Rue20 Español/Rabat
Decenas de países han renovado este martes su apoyo a la soberanía de Marruecos sobre sus provincias del sur, durante el 62.º período de sesiones del Consejo de Derechos Humanos de las Naciones Unidas, celebrado en Ginebra.
El embajador y representante permanente de Marruecos ante la Oficina de la ONU en Ginebra, Omar Zniber, leyó una declaración en nombre de este grupo de Estados en el marco del punto 2 del orden del día del Consejo. En dicho texto, los países firmantes subrayaron la importancia de que la interacción entre los Estados miembros y el Consejo, así como con la Oficina del Alto Comisionado de las Naciones Unidas para los Derechos Humanos, se mantenga dentro de su marco bilateral, evitando su uso o instrumentalización con fines ajenos a su mandato original.
El comunicado señaló que la cuestión del Sáhara se inscribe en un proceso político supervisado por las Naciones Unidas a través del Consejo de Seguridad, que considera la iniciativa de autonomía bajo soberanía marroquí como una base seria y realista para alcanzar una solución duradera al conflicto.
En este contexto, los cuarenta países expresaron su apoyo a la aplicación de la Resolución 2797 del Consejo de Seguridad de la ONU, orientada a relanzar las negociaciones entre las partes sobre la base de la iniciativa de autonomía marroquí, con el objetivo de alcanzar una solución política definitiva y mutuamente aceptable.
El grupo acogió asimismo de forma positiva la actualización de la propuesta de autonomía por parte de Marruecos, así como la ampliación de sus contenidos, destacando el compromiso de garantizar el retorno e integración de los retenidos de los campamentos de Tinduf en condiciones de igualdad con el resto de ciudadanos.

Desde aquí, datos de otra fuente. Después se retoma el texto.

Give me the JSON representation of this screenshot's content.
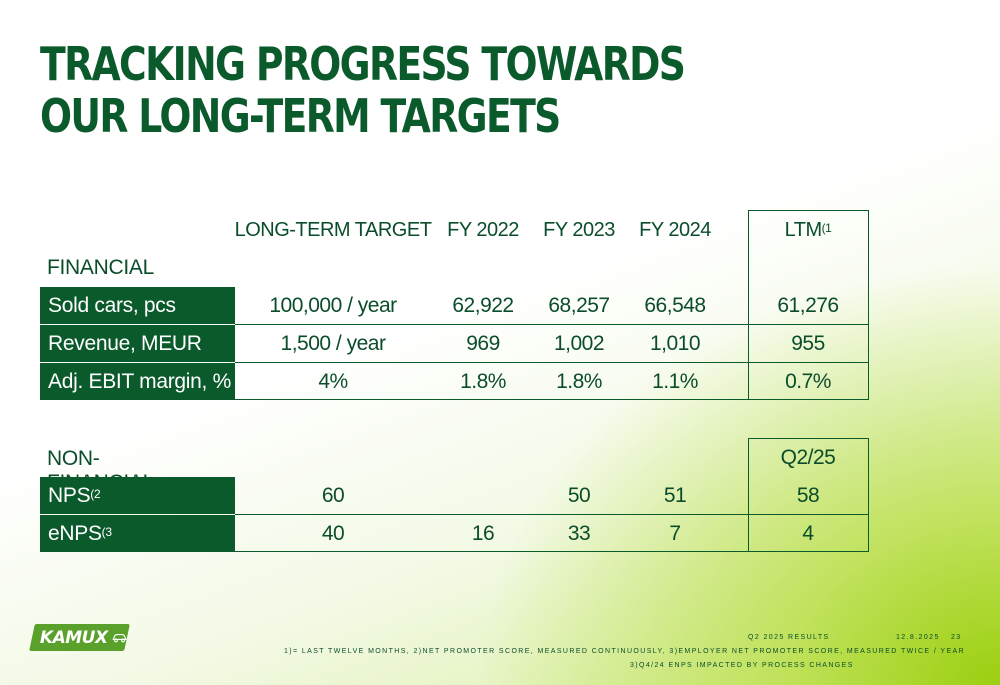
{
  "title": "TRACKING PROGRESS TOWARDS OUR LONG-TERM TARGETS",
  "columns": {
    "target": "LONG-TERM TARGET",
    "fy2022": "FY 2022",
    "fy2023": "FY 2023",
    "fy2024": "FY 2024",
    "ltm": "LTM",
    "ltm_note": "(1"
  },
  "financial": {
    "section_label": "FINANCIAL",
    "rows": [
      {
        "label": "Sold cars, pcs",
        "target": "100,000 / year",
        "fy2022": "62,922",
        "fy2023": "68,257",
        "fy2024": "66,548",
        "ltm": "61,276"
      },
      {
        "label": "Revenue, MEUR",
        "target": "1,500 / year",
        "fy2022": "969",
        "fy2023": "1,002",
        "fy2024": "1,010",
        "ltm": "955"
      },
      {
        "label": "Adj. EBIT margin, %",
        "target": "4%",
        "fy2022": "1.8%",
        "fy2023": "1.8%",
        "fy2024": "1.1%",
        "ltm": "0.7%"
      }
    ]
  },
  "non_financial": {
    "section_label": "NON-FINANCIAL",
    "period_label": "Q2/25",
    "rows": [
      {
        "label": "NPS",
        "note": "(2",
        "target": "60",
        "fy2022": "",
        "fy2023": "50",
        "fy2024": "51",
        "q2": "58"
      },
      {
        "label": "eNPS",
        "note": "(3",
        "target": "40",
        "fy2022": "16",
        "fy2023": "33",
        "fy2024": "7",
        "q2": "4"
      }
    ]
  },
  "footer": {
    "report": "Q2 2025 RESULTS",
    "date": "12.8.2025",
    "page": "23",
    "notes": "1)= LAST TWELVE MONTHS, 2)NET PROMOTER SCORE, MEASURED CONTINUOUSLY, 3)EMPLOYER NET PROMOTER SCORE, MEASURED TWICE / YEAR",
    "notes2": "3)Q4/24 eNPS IMPACTED BY PROCESS CHANGES"
  },
  "logo": {
    "text": "KAMUX",
    "icon": "car-icon"
  },
  "colors": {
    "brand_green": "#0b5a2c",
    "accent_lime": "#9ccf10",
    "logo_green": "#5aa12b"
  }
}
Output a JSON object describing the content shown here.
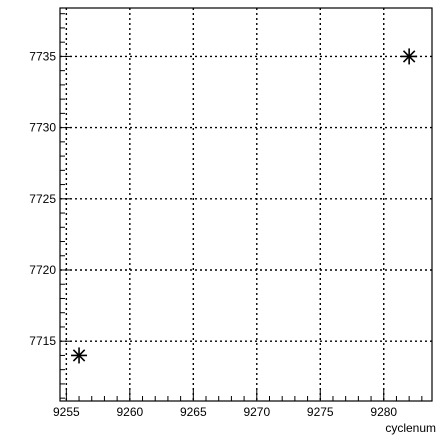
{
  "chart_data": {
    "type": "scatter",
    "title": "",
    "xlabel": "cyclenum",
    "ylabel": "",
    "xlim": [
      9254.5,
      9283.8
    ],
    "ylim": [
      7710.8,
      7738.4
    ],
    "xticks": [
      9255,
      9260,
      9265,
      9270,
      9275,
      9280
    ],
    "yticks": [
      7715,
      7720,
      7725,
      7730,
      7735
    ],
    "grid": true,
    "grid_style": "dotted",
    "marker": "asterisk",
    "marker_color": "#000000",
    "axis_color": "#000000",
    "grid_color": "#000000",
    "series": [
      {
        "points": [
          {
            "x": 9256,
            "y": 7714
          },
          {
            "x": 9282,
            "y": 7735
          }
        ]
      }
    ]
  }
}
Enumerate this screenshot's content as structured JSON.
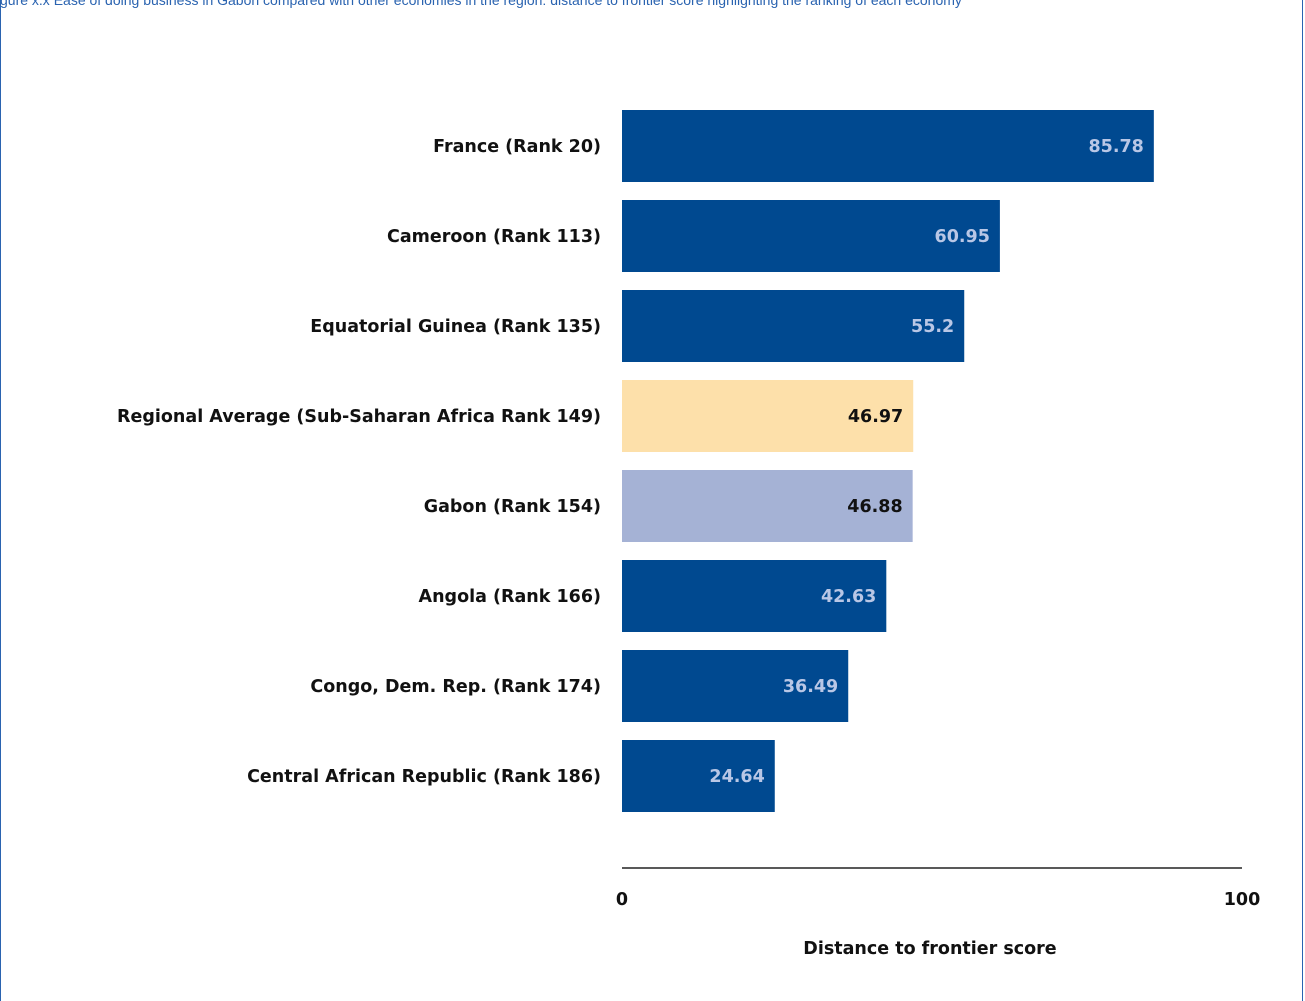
{
  "header": {
    "caption": "gure x.x Ease of doing business in Gabon compared with other economies in the region: distance to frontier score highlighting the ranking of each economy"
  },
  "colors": {
    "bar_default": "#004990",
    "bar_regional": "#fde0aa",
    "bar_highlight": "#a5b2d5",
    "label_on_dark": "#b9c7e6",
    "label_on_light": "#111111",
    "axis_line": "#222222",
    "frame": "#2a63b0"
  },
  "chart_data": {
    "type": "bar",
    "orientation": "horizontal",
    "title": "",
    "categories": [
      "France (Rank 20)",
      "Cameroon (Rank 113)",
      "Equatorial Guinea (Rank 135)",
      "Regional Average (Sub-Saharan Africa Rank 149)",
      "Gabon (Rank 154)",
      "Angola (Rank 166)",
      "Congo, Dem. Rep. (Rank 174)",
      "Central African Republic (Rank 186)"
    ],
    "values": [
      85.78,
      60.95,
      55.2,
      46.97,
      46.88,
      42.63,
      36.49,
      24.64
    ],
    "value_labels": [
      "85.78",
      "60.95",
      "55.2",
      "46.97",
      "46.88",
      "42.63",
      "36.49",
      "24.64"
    ],
    "bar_styles": [
      "default",
      "default",
      "default",
      "regional",
      "highlight",
      "default",
      "default",
      "default"
    ],
    "xlabel": "Distance to frontier score",
    "ylabel": "",
    "xlim": [
      0,
      100
    ],
    "xticks": [
      "0",
      "100"
    ],
    "grid": false,
    "legend": "none"
  }
}
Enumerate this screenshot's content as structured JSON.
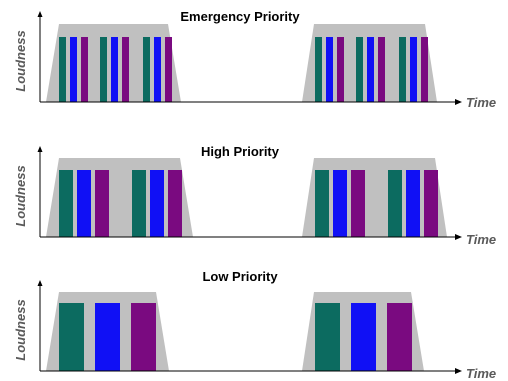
{
  "colors": {
    "envelope": "#c0c0c0",
    "teal": "#0c6b60",
    "blue": "#1010f5",
    "purple": "#7a0a80",
    "axis": "#000000",
    "label": "#5a5a5a"
  },
  "panels": [
    {
      "title": "Emergency Priority",
      "ylabel": "Loudness",
      "xlabel": "Time",
      "bursts": [
        {
          "groups": [
            [
              "teal",
              "blue",
              "purple"
            ],
            [
              "teal",
              "blue",
              "purple"
            ],
            [
              "teal",
              "blue",
              "purple"
            ]
          ]
        },
        {
          "groups": [
            [
              "teal",
              "blue",
              "purple"
            ],
            [
              "teal",
              "blue",
              "purple"
            ],
            [
              "teal",
              "blue",
              "purple"
            ]
          ]
        }
      ]
    },
    {
      "title": "High Priority",
      "ylabel": "Loudness",
      "xlabel": "Time",
      "bursts": [
        {
          "groups": [
            [
              "teal",
              "blue",
              "purple"
            ],
            [
              "teal",
              "blue",
              "purple"
            ]
          ]
        },
        {
          "groups": [
            [
              "teal",
              "blue",
              "purple"
            ],
            [
              "teal",
              "blue",
              "purple"
            ]
          ]
        }
      ]
    },
    {
      "title": "Low Priority",
      "ylabel": "Loudness",
      "xlabel": "Time",
      "bursts": [
        {
          "groups": [
            [
              "teal",
              "blue",
              "purple"
            ]
          ]
        },
        {
          "groups": [
            [
              "teal",
              "blue",
              "purple"
            ]
          ]
        }
      ]
    }
  ]
}
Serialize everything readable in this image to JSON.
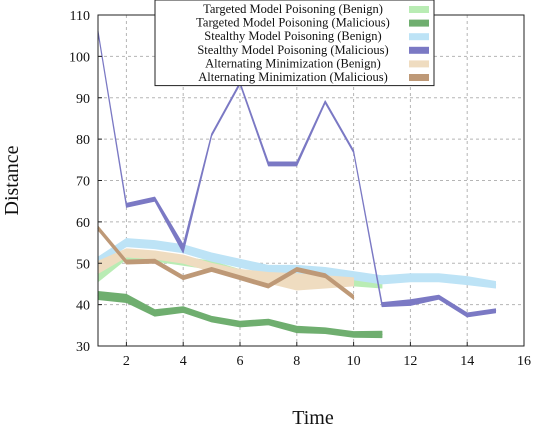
{
  "chart_data": {
    "type": "line",
    "title": "",
    "xlabel": "Time",
    "ylabel": "Distance",
    "xlim": [
      1,
      16
    ],
    "ylim": [
      30,
      110
    ],
    "xticks": [
      2,
      4,
      6,
      8,
      10,
      12,
      14,
      16
    ],
    "yticks": [
      30,
      40,
      50,
      60,
      70,
      80,
      90,
      100,
      110
    ],
    "grid": true,
    "legend_position": "top-center",
    "series": [
      {
        "name": "Targeted Model Poisoning (Benign)",
        "color": "#b9ecb4",
        "x": [
          1,
          2,
          3,
          4,
          5,
          6,
          7,
          8,
          9,
          10,
          11
        ],
        "y": [
          47.5,
          52,
          51.5,
          50.5,
          49.5,
          47.5,
          46.5,
          47,
          46.5,
          45.5,
          45
        ],
        "upper": [
          49.5,
          53,
          52.5,
          51.5,
          50.5,
          48.5,
          47.5,
          48,
          47.5,
          46.5,
          46
        ],
        "lower": [
          45.5,
          51,
          50.5,
          49.5,
          48.5,
          46.5,
          45.5,
          46,
          45.5,
          44.5,
          44
        ]
      },
      {
        "name": "Targeted Model Poisoning (Malicious)",
        "color": "#6fae6f",
        "x": [
          1,
          2,
          3,
          4,
          5,
          6,
          7,
          8,
          9,
          10,
          11
        ],
        "y": [
          42.2,
          41.5,
          38,
          38.8,
          36.5,
          35.3,
          35.8,
          34,
          33.7,
          32.8,
          32.8
        ],
        "upper": [
          43.2,
          42.5,
          38.8,
          39.5,
          37.2,
          36,
          36.5,
          34.8,
          34.4,
          33.5,
          33.6
        ],
        "lower": [
          41.2,
          40.5,
          37.2,
          38.1,
          35.8,
          34.6,
          35.1,
          33.2,
          33,
          32.1,
          32
        ]
      },
      {
        "name": "Stealthy Model Poisoning (Benign)",
        "color": "#bde3f6",
        "x": [
          1,
          2,
          3,
          4,
          5,
          6,
          7,
          8,
          9,
          10,
          11,
          12,
          13,
          14,
          15
        ],
        "y": [
          50.5,
          55,
          54.5,
          53.5,
          51.5,
          50,
          48.5,
          48.5,
          48,
          47,
          46,
          46.5,
          46.5,
          45.8,
          44.8
        ],
        "upper": [
          51.5,
          56,
          55.5,
          54.5,
          52.5,
          51,
          49.5,
          49.5,
          49,
          48,
          47,
          47.5,
          47.5,
          46.8,
          45.6
        ],
        "lower": [
          49.5,
          54,
          53.5,
          52.5,
          50.5,
          49,
          47.5,
          47.5,
          47,
          46,
          45,
          45.5,
          45.5,
          44.8,
          44
        ]
      },
      {
        "name": "Stealthy Model Poisoning (Malicious)",
        "color": "#7b79c4",
        "x": [
          1,
          2,
          3,
          4,
          5,
          6,
          7,
          8,
          9,
          10,
          11,
          12,
          13,
          14,
          15
        ],
        "y": [
          106,
          64,
          65.5,
          53.5,
          81,
          93.5,
          74,
          74,
          89,
          77,
          40,
          40.5,
          41.8,
          37.5,
          38.5
        ],
        "upper": [
          106.3,
          64.5,
          66,
          54.5,
          81.3,
          93.8,
          74.5,
          74.5,
          89.3,
          77.3,
          40.5,
          41.2,
          42.3,
          38,
          39
        ],
        "lower": [
          105.7,
          63.5,
          65,
          52.5,
          80.7,
          93.2,
          73.5,
          73.5,
          88.7,
          76.7,
          39.5,
          39.8,
          41.3,
          37,
          38
        ]
      },
      {
        "name": "Alternating Minimization (Benign)",
        "color": "#efdcc0",
        "x": [
          1,
          2,
          3,
          4,
          5,
          6,
          7,
          8,
          9,
          10
        ],
        "y": [
          49,
          52.5,
          52,
          51,
          49,
          47.5,
          46.5,
          45.5,
          45.5,
          45.5
        ],
        "upper": [
          50.5,
          53.5,
          53,
          52,
          50,
          48.5,
          47.8,
          47.5,
          47,
          46.5
        ],
        "lower": [
          47.5,
          51.5,
          51,
          50,
          48,
          46.5,
          45.2,
          43.5,
          44,
          44.5
        ]
      },
      {
        "name": "Alternating Minimization (Malicious)",
        "color": "#be9977",
        "x": [
          1,
          2,
          3,
          4,
          5,
          6,
          7,
          8,
          9,
          10
        ],
        "y": [
          58.5,
          50.3,
          50.5,
          46.5,
          48.5,
          46.5,
          44.5,
          48.5,
          47,
          41.8
        ],
        "upper": [
          59,
          50.8,
          51,
          47,
          49,
          47,
          45,
          49,
          47.5,
          42.3
        ],
        "lower": [
          58,
          49.8,
          50,
          46,
          48,
          46,
          44,
          48,
          46.5,
          41.3
        ]
      }
    ]
  }
}
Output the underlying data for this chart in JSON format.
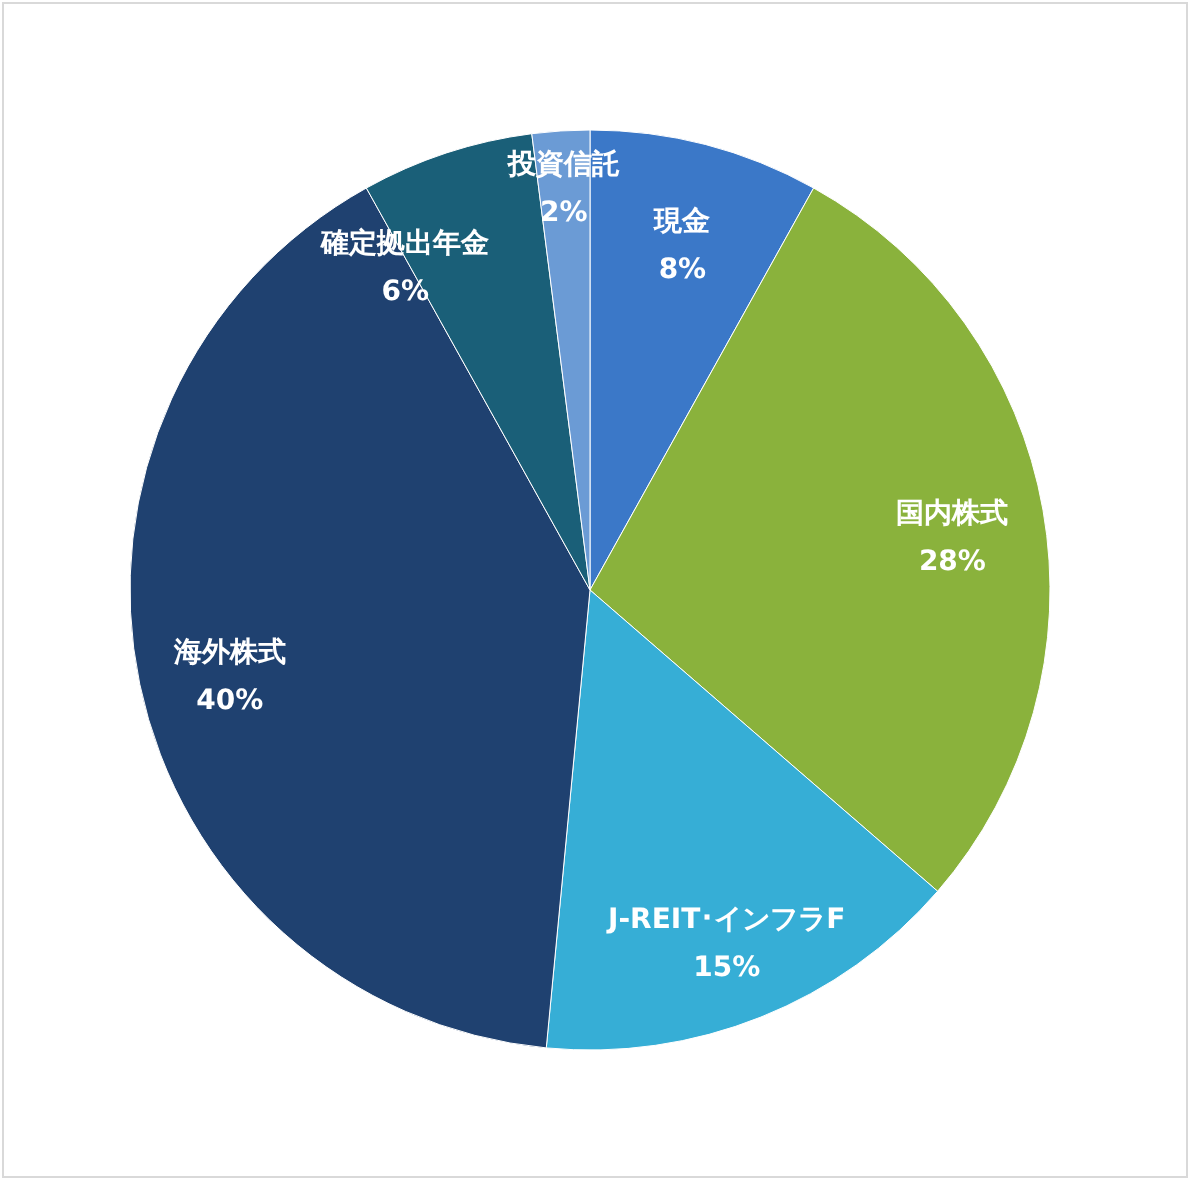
{
  "chart_data": {
    "type": "pie",
    "categories": [
      "現金",
      "国内株式",
      "J-REIT･インフラF",
      "海外株式",
      "確定拠出年金",
      "投資信託"
    ],
    "values": [
      8,
      28,
      15,
      40,
      6,
      2
    ],
    "value_labels": [
      "8%",
      "28%",
      "15%",
      "40%",
      "6%",
      "2%"
    ],
    "colors": [
      "#3b78c8",
      "#8ab23c",
      "#36aed6",
      "#1f4170",
      "#1a5f78",
      "#6b9bd5"
    ]
  }
}
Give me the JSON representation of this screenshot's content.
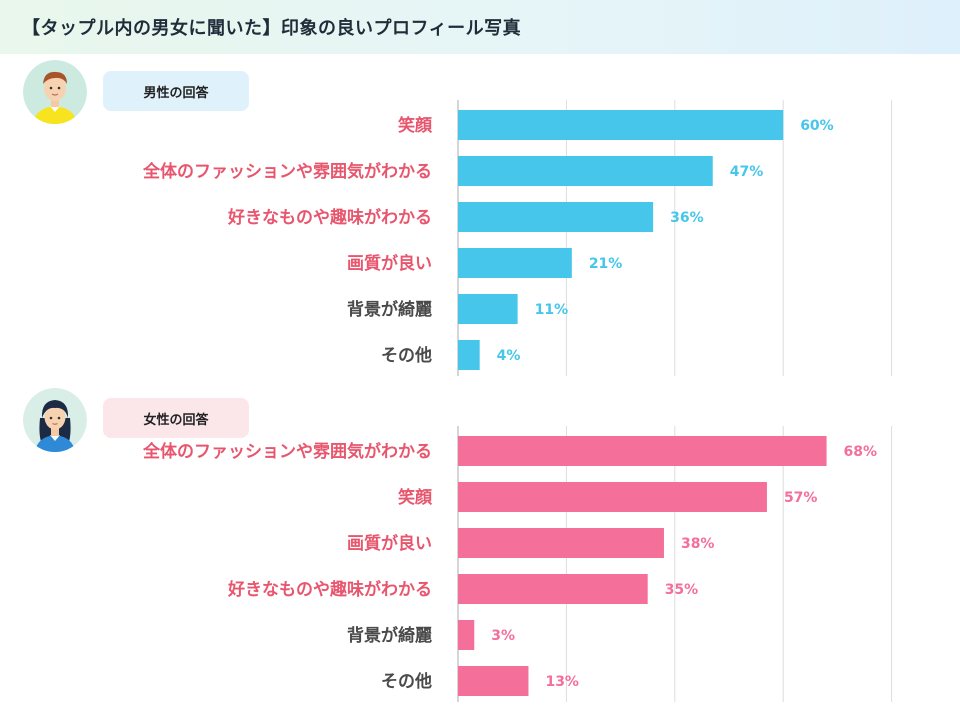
{
  "header": {
    "title": "【タップル内の男女に聞いた】印象の良いプロフィール写真"
  },
  "colors": {
    "male_bar": "#45c6ea",
    "female_bar": "#f46f9a",
    "label_highlight": "#e8566e",
    "label_normal": "#4a4a4a",
    "grid": "#dddddd"
  },
  "male": {
    "tag_label": "男性の回答",
    "avatar_icon": "male-avatar-icon"
  },
  "female": {
    "tag_label": "女性の回答",
    "avatar_icon": "female-avatar-icon"
  },
  "chart_data": [
    {
      "type": "bar",
      "orientation": "horizontal",
      "categories": [
        "笑顔",
        "全体のファッションや雰囲気がわかる",
        "好きなものや趣味がわかる",
        "画質が良い",
        "背景が綺麗",
        "その他"
      ],
      "values": [
        60,
        47,
        36,
        21,
        11,
        4
      ],
      "value_labels": [
        "60%",
        "47%",
        "36%",
        "21%",
        "11%",
        "4%"
      ],
      "highlighted": [
        true,
        true,
        true,
        true,
        false,
        false
      ],
      "xlim": [
        0,
        80
      ],
      "grid": true
    },
    {
      "type": "bar",
      "orientation": "horizontal",
      "categories": [
        "全体のファッションや雰囲気がわかる",
        "笑顔",
        "画質が良い",
        "好きなものや趣味がわかる",
        "背景が綺麗",
        "その他"
      ],
      "values": [
        68,
        57,
        38,
        35,
        3,
        13
      ],
      "value_labels": [
        "68%",
        "57%",
        "38%",
        "35%",
        "3%",
        "13%"
      ],
      "highlighted": [
        true,
        true,
        true,
        true,
        false,
        false
      ],
      "xlim": [
        0,
        80
      ],
      "grid": true
    }
  ]
}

Igualmente, los Estados que respaldan la iniciativa subrayaron la cooperación constructiva y voluntaria de Marruecos con los mecanismos de derechos humanos de la ONU, en particular con la Oficina del Alto Comisionado y los procedimientos especiales del Consejo, lo que, según el comunicado, contribuye al fortalecimiento de los derechos y libertades en todo el territorio nacional.
El texto añade que la apertura de consulados generales de varios países en las ciudades de El Aaiún y Dajla refleja una dinámica de apoyo al desarrollo económico y a la inversión en las provincias del sur, además de reforzar la cooperación regional y continental.
Finalmente, el grupo de países consideró que una resolución definitiva del conflicto abriría perspectivas más amplias para la integración y el desarrollo en los espacios africano y árabe, destacando los esfuerzos de Marruecos para avanzar hacia este objetivo.